1. In this reference under Section 256(1) of the Income-tax Act, 1961, hereinafter referred to as 'the Act', the following question has been referred :

'Whether, on the facts and in the circumstances of the case, Rs. 33,394 being the urban land tax for Faslis 1373 to 1376, both inclusive, paid by the assessee during the relevant previous year in respect of the urban land on which it was carrying on the business is to be deducted in the assessment for the assessment year 1971-72 ?'

2. The assessee is a firm carrying on the business of boarding and lodging under the name and style of M/s. Woodlands Hotel, Royapettah, Madras. The claim for deduction relates to the urban land tax. Certain provisions of the Madras Urban Land Tax Act of 1963 were struck down as unconstitutional. There was no assessment made by the authorities concerned on account of the provisions having been struck down. A subsequent Act came to be passed as Tamil Nadu Urban Land Tax Act 12 of 1966. This Act had retrospective effect from 1st July, 1963. After the passing of this Act assessments in the case of the assessee came to be made during the relevant previous year and the demands were also made during that year. The assessee made two payments of Rs. 16,697each on 29th June, 1970, and 16th November, 1970, respectively, both payments falling during relevant previous year. The first of the payments was in respect of the Faslis 1373 and 1374 and the second in respect of Faslis 1375 and 1376. The assessee claimed the total sum of Rs. 33,394 as deduction allowable in the year under consideration. The ITO held that there was no provision for allowing as deduction, the urban land tax, paid in the case of business premises. The AAC, however, on appeal accepted the assessee's claim and the Tribunal, on further appeal by the department, confirmed the order of the AAC. It is this order of the Tribunal that is now the subject of reference.

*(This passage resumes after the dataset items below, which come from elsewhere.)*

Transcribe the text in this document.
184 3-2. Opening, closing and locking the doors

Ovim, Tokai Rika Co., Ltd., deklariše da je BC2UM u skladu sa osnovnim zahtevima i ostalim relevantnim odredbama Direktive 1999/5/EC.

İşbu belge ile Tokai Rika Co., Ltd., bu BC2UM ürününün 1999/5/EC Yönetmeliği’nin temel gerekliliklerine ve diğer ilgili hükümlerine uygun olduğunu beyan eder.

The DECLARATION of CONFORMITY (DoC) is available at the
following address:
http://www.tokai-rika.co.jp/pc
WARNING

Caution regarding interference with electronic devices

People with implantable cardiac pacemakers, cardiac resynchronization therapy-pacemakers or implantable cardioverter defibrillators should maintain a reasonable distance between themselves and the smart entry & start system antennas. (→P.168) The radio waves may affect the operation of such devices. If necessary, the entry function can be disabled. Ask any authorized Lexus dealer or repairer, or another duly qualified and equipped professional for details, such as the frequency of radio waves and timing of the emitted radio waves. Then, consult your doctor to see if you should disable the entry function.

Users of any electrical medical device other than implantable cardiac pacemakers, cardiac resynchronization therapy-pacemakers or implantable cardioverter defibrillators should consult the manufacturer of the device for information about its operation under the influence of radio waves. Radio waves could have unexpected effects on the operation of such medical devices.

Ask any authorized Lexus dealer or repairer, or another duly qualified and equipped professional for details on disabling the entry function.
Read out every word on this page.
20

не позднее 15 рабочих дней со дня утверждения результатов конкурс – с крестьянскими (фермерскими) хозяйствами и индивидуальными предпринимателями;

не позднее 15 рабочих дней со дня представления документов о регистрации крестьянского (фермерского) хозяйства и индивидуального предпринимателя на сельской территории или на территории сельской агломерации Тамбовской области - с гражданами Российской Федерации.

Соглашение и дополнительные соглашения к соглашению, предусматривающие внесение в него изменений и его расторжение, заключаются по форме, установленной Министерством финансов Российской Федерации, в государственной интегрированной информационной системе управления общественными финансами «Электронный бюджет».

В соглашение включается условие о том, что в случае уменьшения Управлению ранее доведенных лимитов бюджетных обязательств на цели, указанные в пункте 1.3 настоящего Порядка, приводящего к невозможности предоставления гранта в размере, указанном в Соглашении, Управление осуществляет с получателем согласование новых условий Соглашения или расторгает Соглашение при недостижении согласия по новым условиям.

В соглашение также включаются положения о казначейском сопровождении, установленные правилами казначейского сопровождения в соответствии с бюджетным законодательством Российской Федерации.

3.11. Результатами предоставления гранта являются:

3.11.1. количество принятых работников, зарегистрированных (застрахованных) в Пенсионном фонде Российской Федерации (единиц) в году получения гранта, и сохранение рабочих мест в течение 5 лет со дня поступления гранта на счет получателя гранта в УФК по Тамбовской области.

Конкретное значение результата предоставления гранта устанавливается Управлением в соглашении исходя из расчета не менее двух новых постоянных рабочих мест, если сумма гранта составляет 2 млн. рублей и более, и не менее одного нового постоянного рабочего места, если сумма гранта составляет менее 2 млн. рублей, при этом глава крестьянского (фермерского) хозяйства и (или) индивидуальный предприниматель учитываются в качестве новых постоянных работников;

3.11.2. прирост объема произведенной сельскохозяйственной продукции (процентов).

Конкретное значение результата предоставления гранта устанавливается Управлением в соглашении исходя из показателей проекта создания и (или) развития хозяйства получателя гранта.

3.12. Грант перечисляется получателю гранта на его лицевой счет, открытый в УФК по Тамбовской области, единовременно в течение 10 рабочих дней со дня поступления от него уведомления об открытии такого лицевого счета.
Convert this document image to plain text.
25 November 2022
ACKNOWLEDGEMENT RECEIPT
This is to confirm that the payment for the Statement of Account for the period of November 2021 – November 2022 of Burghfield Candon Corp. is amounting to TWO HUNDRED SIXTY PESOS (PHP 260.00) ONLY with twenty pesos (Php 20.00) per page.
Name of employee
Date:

3. There is no dispute about the fact that the land in respect of which urban land tax has been paid is a business asset. Though before the Tribunal there was some dispute as to whether the provisions of Section 30 of the Act would alone be applicable, it is not in dispute now that the assessee could claim deduction under Section 37 of these amounts in the computation of business income. But the question is whether the liability to urban land tax in respect of some earlier years could be allowed as deduction of this year. The nature of the tax and the date on which it accrues have been the subject of notice in our decision in T.C. No. 102 of 1975 (CIT v. M. CT. Muthiah) dated January 17, 1979 : [1979]118ITR104(Mad) . After briefly considering the provisions of that Act we pointed out in our judgment as under (p. 107):

'Section 15 provides that in respect of the urban land tax payable for every Fasli year or part thereof there shall be a separate notice of demand containing the particulars mentioned in Section 14 and it shall be served on the assessee. It is only after the service of such notice that the assessee can be proceeded against for the arrears of land revenue. Thus, having regard to the scheme of the relevant Act which levies urban land tax, it is clear that there is no question of any accrual of the liability every year by itself. The amount becomes payable only as and when it is demanded.'

4. In the light of this decision it would follow that the amounts accrued as liability only in the year under consideration. The Tribunal is wrong in proceeding as if the amounts could have been claimed as deduction even earlier if provision had been made. Such a provision could not have been made because there would be no liability as such. The provision, if any, would only be in respect of a contingent liability. If no notice was issued then there would be no liability as such. Hence, in the light of this decision, the question referred has to be answered in the affirmative and in favour of the assessee. The assessee will be entitled to its costs. Counsel's fee Rs. 500.